2011/06/13

Facebook overload and irrelevance

My sentiment about irrelevance of facebook to the really strong links in my life is echoed by many, and Eran Hammer-Lahav really nails it in this article “All these brilliant people at facebook make me sad”:

erhanFacebook doesn’t provide me with anything useful. When it comes to staying connected to the people I care about, they either live with me, I talk to them on the phone weekly, or have an annual dinner when I visit Israel or New York. This is just enough for me. There is a reason why I am not in touch with people from high school, the army, or film school. We all moved on, became different people, changed context, and lost the common thread that united us at the time. My personal Facebook experience of finding long lost friends is mostly a short awkward exchange followed by a one sided stream of useless information.

Read full article here http://hueniverse.com/2010/11/all-these-brilliant-people-at-facebook-make-me-sad/

2011/06/12

What is osom.me?

Have you ever felt overloaded by noise coming from hundreds of so-called friends on facebook or twitter?  Social pressure makes us accept connections with many people whom we barely know or care about. However, internet has not delivered yet any new and improved tool that would improve connection with the people that we care about most. We still use occasional emails, phonecalls and skype to chaotically communicate with our best friends. Even when we subscribe to their status updates on facebook or twitter, they rarely post intimate information about how they feel or what they are up to, because both mediums are public by default, and we see people adopt them to project their public image to those hundreds that do not really care about them. With rare exceptions, people adopted culture of posting their success or bragging stories spiced up with lol videos and jokes on those networks.

I think real friendship is much more than sharing favorite youtube videos or answering online quizzes. It is about sharing what you really think, even if this is not a popular opinion, without having to care how your potential employer might look at it couple of years later.

That is why I undertook to develop a new tool, that would keep me connected realtime to several people who have largest share of my heart. As I see it, such tool would have to satisfy several criterion

1) Limited number of connections, enforced by the system, to make each connection a limited and valuable resource. When you can make only limited number of connections (studies indicate that most people have less than 7 real friends) it makes you choose carefully, who you connect with. (Good study on this is available here http://www.slideshare.net/padday/the-real-life-social-network-v2 by Paul Adams)

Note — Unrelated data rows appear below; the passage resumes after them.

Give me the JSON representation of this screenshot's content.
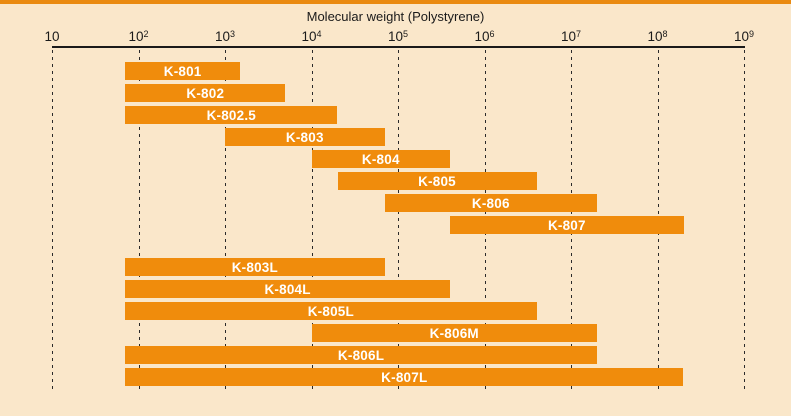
{
  "title": "Molecular weight (Polystyrene)",
  "colors": {
    "background": "#FAE7CA",
    "bar": "#F08C0C",
    "top_strip": "#EA8A10",
    "axis": "#1A1A1A",
    "bar_label": "#FFFFFF",
    "gridline": "#2A2A2A"
  },
  "chart_data": {
    "type": "bar",
    "subtype": "horizontal-log-range",
    "title": "Molecular weight (Polystyrene)",
    "axis": {
      "label": "Molecular weight (Polystyrene)",
      "scale": "log10",
      "min": 10,
      "max": 1000000000,
      "gridlines": "dashed-vertical",
      "ticks": [
        {
          "value": 10,
          "base": "10",
          "exp": ""
        },
        {
          "value": 100,
          "base": "10",
          "exp": "2"
        },
        {
          "value": 1000,
          "base": "10",
          "exp": "3"
        },
        {
          "value": 10000,
          "base": "10",
          "exp": "4"
        },
        {
          "value": 100000,
          "base": "10",
          "exp": "5"
        },
        {
          "value": 1000000,
          "base": "10",
          "exp": "6"
        },
        {
          "value": 10000000,
          "base": "10",
          "exp": "7"
        },
        {
          "value": 100000000,
          "base": "10",
          "exp": "8"
        },
        {
          "value": 1000000000,
          "base": "10",
          "exp": "9"
        }
      ]
    },
    "series": [
      {
        "label": "K-801",
        "min": 70,
        "max": 1500,
        "group": 1
      },
      {
        "label": "K-802",
        "min": 70,
        "max": 5000,
        "group": 1
      },
      {
        "label": "K-802.5",
        "min": 70,
        "max": 20000,
        "group": 1
      },
      {
        "label": "K-803",
        "min": 1000,
        "max": 70000,
        "group": 1
      },
      {
        "label": "K-804",
        "min": 10000,
        "max": 400000,
        "group": 1
      },
      {
        "label": "K-805",
        "min": 20000,
        "max": 4000000,
        "group": 1
      },
      {
        "label": "K-806",
        "min": 70000,
        "max": 20000000,
        "group": 1
      },
      {
        "label": "K-807",
        "min": 400000,
        "max": 200000000,
        "group": 1
      },
      {
        "label": "K-803L",
        "min": 70,
        "max": 70000,
        "group": 2
      },
      {
        "label": "K-804L",
        "min": 70,
        "max": 400000,
        "group": 2
      },
      {
        "label": "K-805L",
        "min": 70,
        "max": 4000000,
        "group": 2
      },
      {
        "label": "K-806M",
        "min": 10000,
        "max": 20000000,
        "group": 2
      },
      {
        "label": "K-806L",
        "min": 70,
        "max": 20000000,
        "group": 2
      },
      {
        "label": "K-807L",
        "min": 70,
        "max": 200000000,
        "group": 2
      }
    ]
  }
}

2) Be closed by default to encourage openminded expression. So, status feeds will be visible only to a bunch of real friends, no “like or retweet’" buttons. Well, maybe anonymous retweet, that would strip author’s identity.

This is what we have now with regular phonecalls and face-to-face meetings. However, communications technology can add more speed and convenience to this.

3) Be quick and immediate. Something like twitter from several closest people that goes right into your brain, not stopping even when you are not in front of your desktop at home or office. Also, quality of information, relevance, hopefully much better than twitter. Technically, it should be very easy to update own status and see what others have shared. I want it to work for anybody, anywhere. The best solution that I can think about, is … Well, I guess it rules out any expensive smartphones. Something simpler and more direct. Guess?

4) Finally, it should have means to encourage participation, because “lurker” model, where 10% of users generate 90% of content  is not going to work here. I think about sort of quid pro quo arrangement, that would let you see others’ status updates, if you post your couple of time a day.